A complaint made by Princess Beatrice has been upheld by the Independent Press Standards Organisation (IPSO) after the press watchdog decided publishing pictures of the royal in a bikini was an invasion of privacy.

The pictures appeared in an article in June which the Princess said were taken using a long lens camera. As a long lens was used to take the photos, Beatrice says this breaches her right to privacy as she was not in the public eye.

Furthermore, Princess Beatrice was distressed by comments in the article which “made explicit or abusive reference to her appearance”.

The Daily Mail argued that the article was not intrusive and that in fact the photos were taken with a 600mm lens when the boat was only 200m away from the shore. They say that Beatrice could be seen by the naked eye.

Whether or not this is the case cannot be proven, however, IPSO upheld Beatrice’s complaint agreeing that the newspaper breached her privacy.

Following the outcome of the complaint, the newspaper has offered to remove photographs on the website, but refuses to publish an apology.

According to IPSO: “The photographs did not show the complainant engaged in any official duties.

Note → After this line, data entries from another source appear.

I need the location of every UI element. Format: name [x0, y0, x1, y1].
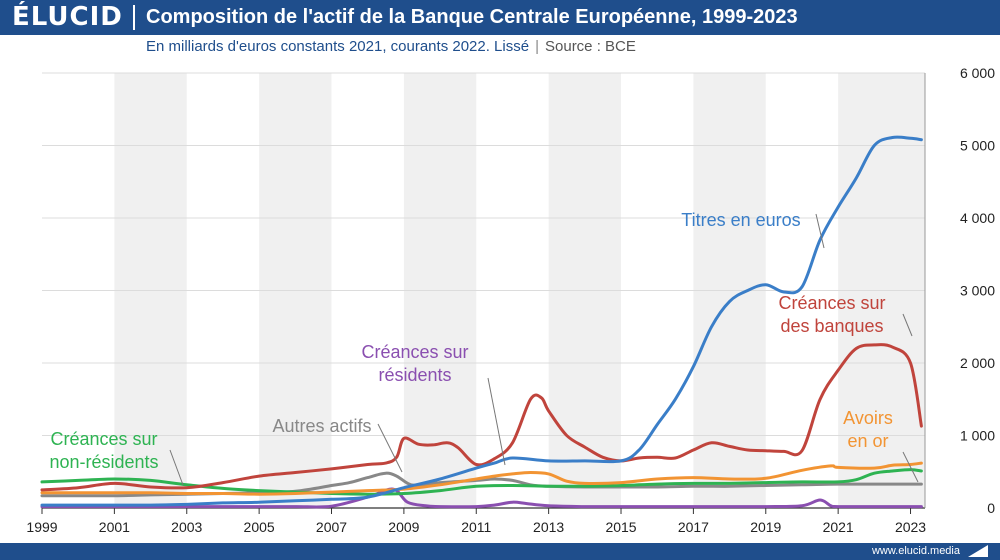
series-label-avoirs-en-or: en or	[847, 431, 888, 451]
chart-area: 0 1 000 2 000 3 000 4 000 5 000 6 000 1999 2001 2…	[26, 65, 995, 535]
x-tick-label: 2003	[171, 519, 202, 535]
x-tick-label: 2013	[533, 519, 564, 535]
x-tick-label: 2011	[461, 519, 491, 535]
subtitle-separator: |	[535, 38, 539, 55]
subtitle-units: En milliards d'euros constants 2021, cou…	[146, 38, 530, 55]
annotation-leader-line	[815, 213, 825, 249]
header-divider	[133, 5, 135, 30]
y-tick-label: 3 000	[960, 283, 995, 299]
series-line-avoirs-en-or	[40, 461, 923, 496]
series-label-creances-sur-non-residents: non-résidents	[49, 452, 158, 472]
annotation-leader-line	[377, 423, 403, 473]
x-tick-label: 1999	[26, 519, 57, 535]
x-tick-label: 2021	[823, 519, 854, 535]
elucid-logo[interactable]: ÉLUCID	[12, 2, 123, 32]
x-tick-label: 2001	[99, 519, 130, 535]
chart-subtitle: En milliards d'euros constants 2021, cou…	[146, 38, 636, 55]
series-label-creances-sur-residents: résidents	[378, 365, 451, 385]
chart-title: Composition de l'actif de la Banque Cent…	[146, 6, 798, 28]
series-label-creances-sur-non-residents: Créances sur	[50, 429, 157, 449]
y-tick-label: 6 000	[960, 65, 995, 81]
x-tick-label: 2015	[605, 519, 636, 535]
x-tick-label: 2023	[895, 519, 926, 535]
annotation-leader-line	[902, 313, 913, 337]
subtitle-source: Source : BCE	[545, 38, 636, 55]
footer-logo-icon	[968, 545, 988, 557]
y-tick-label: 2 000	[960, 355, 995, 371]
footer-url[interactable]: www.elucid.media	[871, 545, 960, 557]
series-label-creances-sur-des-banques: des banques	[780, 316, 883, 336]
annotation-leader-line	[487, 377, 506, 466]
x-tick-label: 2007	[316, 519, 347, 535]
y-tick-label: 4 000	[960, 210, 995, 226]
series-line-creances-sur-des-banques	[40, 343, 923, 492]
x-tick-label: 2017	[678, 519, 709, 535]
x-tick-label: 2019	[750, 519, 781, 535]
series-label-creances-sur-des-banques: Créances sur	[778, 293, 885, 313]
y-tick-label: 0	[987, 500, 995, 516]
x-tick-label: 2005	[244, 519, 275, 535]
series-label-titres-en-euros: Titres en euros	[681, 210, 800, 230]
y-tick-label: 5 000	[960, 138, 995, 154]
footer-bar	[0, 543, 1000, 560]
header-bar	[0, 0, 1000, 35]
series-label-autres-actifs: Autres actifs	[272, 416, 371, 436]
series-line-titres-en-euros	[40, 135, 923, 507]
series-line-creances-sur-residents	[40, 487, 923, 509]
y-tick-label: 1 000	[960, 428, 995, 444]
series-label-avoirs-en-or: Avoirs	[843, 408, 893, 428]
x-tick-label: 2009	[388, 519, 419, 535]
series-label-creances-sur-residents: Créances sur	[361, 342, 468, 362]
annotation-leader-line	[169, 449, 184, 486]
annotation-leader-line	[902, 451, 919, 483]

“The series of images showed her undressing, preparing to swim, jumping into the sea, swimming, showering, drying herself with a towel, socialising with friends, and applying sun tan lotion to her partner’s shoulders while dressed in a bikini. These were activities which formed part of her private life, and the effect of publication of a large number of images was to show in considerable detail the activities in which she was engaged.

“It was accepted, by the publication, that the boat had been anchored around 200m from the shoreline, and that it had been necessary to use a long lens in order to photograph the complainant.

“The fact that the photographs had been taken with professional equipment but yet were of low quality, and had been cropped prior to submission by the agency, indicated that they had been taken from a considerable distance.

“The committee was not therefore satisfied that the complainant had been identifiable to those on the shore, notwithstanding the fact that it was possible to see the yacht itself with the naked eye, and that there was another boat in the vicinity. The complainant had not been aware that the photographs were being taken.

“The taking and publishing of these photographs of the complainant, wearing a bikini, which the committee noted placed a gratuitous and invasive focus on parts of the complainant’s body which would not ordinarily be subject to public scrutiny, represented a serious intrusion into her privacy.

“As the code makes clear, photographing an individual in such circumstances is unacceptable unless it can be justified in the public interest. The publication had not argued that there was a public interest in the publication of the photographs.

“Rather, it argued that there had been no intrusion, as the complainant had been photographed wearing a bikini in the past and had not complained. The complainant was entitled to be concerned about details of her private life being exposed to scrutiny without her knowledge or consent, and the fact that photographs had previously been published showing her engaged in similar activities did not alter her right to privacy in these specific circumstances.”

This is not the first time British tabloids have been subject to investigation by IPSO over their coverage of the royals, and it certainly won’t be the last.

At the beginning of this year, The Sun falsely claimed that The Queen was in favour of the U.K leaving the European Union. IPSO said that this headline was misleading the public.

More recently, Kensington Palace have had to take action following the continuous harassment of Prince Harry’s girlfriend, Meghan Markle.

In a strongly worded statement released by the Palace, they called out racist and sexist harassment Miss Markle has been subjected to, along with her family.